Come the revolution
STROLLING down Glasgow’s Buchanan Street, reader Simon Coulson spotted one of those doom-mongering street preachers who like to lecture passing shoppers about the world going to hell in a handcart. (Which is clearly inaccurate information. The world would never fit in a handcart. Also, the wheels on your average handcart are too shoogly to get anywhere near the flaming gates of Hades.)
Anyway, this street preacher was complaining about the cruel tyrants who rule large swathes of the planet. Which led him to screech at the top of his voice: “Down with dictation!”
Our reader says: “I’m guessing the bloke meant ‘down with dictatorship’. Though any office secretary who happened to be passing would probably have agreed with his chosen phrasing.”
Bum deal
A DIARY yarn about an elderly lady’s linguistic confusion reminds Richard Davis from Vienna of his career as a social worker in the old Southern General Hospital, where an old woman informed him that she had a hysterical rectum.
Understandably confused, Richard checked her medical records and discovered that she actually had been given… a hysterectomy.
Jingle bell jab
WE’RE wondering what are the most appropriate yuletide songs to enjoy this year. Stevie Campbell from Hamilton suggests: "Away In A Vaccination Centre."
Spitting distance
STEVEN Spielberg’s version of West Side Story is showing in cinemas. A similar tale of star-cross'd lovers has also been playing out in Shawlands, in what we are labelling South Side Story.
Reader Jan Bracey was walking behind two girls in school uniforms when she heard one say to the other: “So obviously am no gonnie let a boy spit oan me. So I pit a pencil in his hair, then he goes an tells the teacher…”

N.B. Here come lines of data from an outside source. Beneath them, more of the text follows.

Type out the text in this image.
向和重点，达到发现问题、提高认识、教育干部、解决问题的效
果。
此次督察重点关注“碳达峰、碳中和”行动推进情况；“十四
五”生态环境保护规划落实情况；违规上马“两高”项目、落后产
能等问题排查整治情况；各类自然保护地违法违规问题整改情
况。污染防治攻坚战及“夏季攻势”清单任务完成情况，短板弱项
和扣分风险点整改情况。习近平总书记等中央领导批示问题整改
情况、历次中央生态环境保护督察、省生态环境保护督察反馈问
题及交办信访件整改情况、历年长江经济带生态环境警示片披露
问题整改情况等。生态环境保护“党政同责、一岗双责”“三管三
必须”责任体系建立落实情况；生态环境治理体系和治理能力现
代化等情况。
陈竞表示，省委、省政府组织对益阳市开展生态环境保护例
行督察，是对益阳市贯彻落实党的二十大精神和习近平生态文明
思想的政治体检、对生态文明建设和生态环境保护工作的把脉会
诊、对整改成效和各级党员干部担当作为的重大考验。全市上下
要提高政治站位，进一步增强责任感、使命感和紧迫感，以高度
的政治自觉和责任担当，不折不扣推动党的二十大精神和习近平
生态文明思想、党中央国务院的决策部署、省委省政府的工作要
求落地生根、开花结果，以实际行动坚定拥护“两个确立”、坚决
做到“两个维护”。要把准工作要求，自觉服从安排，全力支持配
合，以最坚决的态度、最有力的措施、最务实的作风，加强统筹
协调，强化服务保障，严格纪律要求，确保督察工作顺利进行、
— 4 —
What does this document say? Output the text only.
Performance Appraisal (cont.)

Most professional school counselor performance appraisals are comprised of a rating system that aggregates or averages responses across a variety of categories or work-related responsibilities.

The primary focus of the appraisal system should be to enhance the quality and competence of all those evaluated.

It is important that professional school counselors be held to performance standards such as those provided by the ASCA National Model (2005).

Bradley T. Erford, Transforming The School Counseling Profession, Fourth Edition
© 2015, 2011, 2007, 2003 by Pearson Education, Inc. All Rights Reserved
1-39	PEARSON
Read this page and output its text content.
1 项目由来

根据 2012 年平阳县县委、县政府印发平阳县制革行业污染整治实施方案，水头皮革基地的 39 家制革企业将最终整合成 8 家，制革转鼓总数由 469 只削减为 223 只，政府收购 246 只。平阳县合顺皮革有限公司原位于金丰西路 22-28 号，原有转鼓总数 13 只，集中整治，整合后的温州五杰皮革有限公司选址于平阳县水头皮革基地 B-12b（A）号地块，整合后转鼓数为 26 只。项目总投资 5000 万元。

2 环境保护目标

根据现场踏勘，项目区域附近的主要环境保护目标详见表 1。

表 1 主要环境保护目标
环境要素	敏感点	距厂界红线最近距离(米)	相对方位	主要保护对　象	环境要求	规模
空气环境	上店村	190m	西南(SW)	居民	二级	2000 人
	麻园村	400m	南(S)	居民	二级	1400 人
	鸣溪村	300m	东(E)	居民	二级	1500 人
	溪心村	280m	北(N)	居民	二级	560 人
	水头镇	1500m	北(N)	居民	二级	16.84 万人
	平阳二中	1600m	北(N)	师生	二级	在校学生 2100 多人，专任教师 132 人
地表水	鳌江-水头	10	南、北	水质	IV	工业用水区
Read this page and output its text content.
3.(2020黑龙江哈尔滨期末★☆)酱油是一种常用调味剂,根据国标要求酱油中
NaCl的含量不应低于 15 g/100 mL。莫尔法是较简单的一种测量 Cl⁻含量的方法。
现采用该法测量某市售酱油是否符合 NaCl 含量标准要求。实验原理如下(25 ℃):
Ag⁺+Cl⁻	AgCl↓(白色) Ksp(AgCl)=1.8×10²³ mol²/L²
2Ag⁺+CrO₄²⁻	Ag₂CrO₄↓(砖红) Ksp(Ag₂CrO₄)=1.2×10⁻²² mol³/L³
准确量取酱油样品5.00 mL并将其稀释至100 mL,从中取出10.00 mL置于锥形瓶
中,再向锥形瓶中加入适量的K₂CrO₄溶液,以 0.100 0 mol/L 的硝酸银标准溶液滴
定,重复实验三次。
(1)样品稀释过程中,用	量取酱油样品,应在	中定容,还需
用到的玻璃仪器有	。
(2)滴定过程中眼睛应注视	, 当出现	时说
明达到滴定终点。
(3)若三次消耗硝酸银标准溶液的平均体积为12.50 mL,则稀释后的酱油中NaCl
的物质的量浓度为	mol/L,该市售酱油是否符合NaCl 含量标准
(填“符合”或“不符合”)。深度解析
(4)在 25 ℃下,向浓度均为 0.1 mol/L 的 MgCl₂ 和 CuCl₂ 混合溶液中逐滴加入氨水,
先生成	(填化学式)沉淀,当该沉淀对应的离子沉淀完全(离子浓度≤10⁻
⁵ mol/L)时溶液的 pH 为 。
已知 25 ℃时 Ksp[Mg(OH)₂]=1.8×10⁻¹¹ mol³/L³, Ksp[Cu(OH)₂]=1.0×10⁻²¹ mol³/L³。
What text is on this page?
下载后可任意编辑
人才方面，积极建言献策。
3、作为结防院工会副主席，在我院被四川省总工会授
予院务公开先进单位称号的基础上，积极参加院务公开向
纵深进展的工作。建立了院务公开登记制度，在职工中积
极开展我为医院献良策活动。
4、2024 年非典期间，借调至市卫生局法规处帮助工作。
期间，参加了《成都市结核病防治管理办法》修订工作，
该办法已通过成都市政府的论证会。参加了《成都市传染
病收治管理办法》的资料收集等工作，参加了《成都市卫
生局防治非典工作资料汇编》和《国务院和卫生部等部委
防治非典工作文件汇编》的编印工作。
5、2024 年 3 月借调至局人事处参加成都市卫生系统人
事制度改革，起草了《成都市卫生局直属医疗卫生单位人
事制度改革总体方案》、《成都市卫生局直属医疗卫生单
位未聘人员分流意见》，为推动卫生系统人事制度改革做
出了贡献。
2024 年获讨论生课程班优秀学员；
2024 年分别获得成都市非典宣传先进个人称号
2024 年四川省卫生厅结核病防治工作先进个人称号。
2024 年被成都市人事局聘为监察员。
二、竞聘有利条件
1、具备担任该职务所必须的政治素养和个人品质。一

Our reader was ever so impressed. “Ain’t young love grand?” she sighs.
Pretentious? Moi?
“MY wife recently called me pretentious,” says reader Oliver Thompson. “I was so surprised my monocle fell out.”
Slapdash spy
THE final hectic shopping weekend before Christmas is almost upon us, and the perfect gift for a loved one is a hand-wrapped Ferrari.
If that’s not in your price range, there’s always the new Herald Diary Book, Twisted Tails & Nutjobs, which includes comments such as the following…
“James Bond always does amazing feats in restrictive tailored suits,” notes reader Tony Miller. “Imagine what he could accomplish in tracky bottoms and a string vest.”
Looking hot
FASHION conscious Chris Ide from Waterfoot says: “I used to have a smoking jacket until it went on fire. Now it's a blazer.”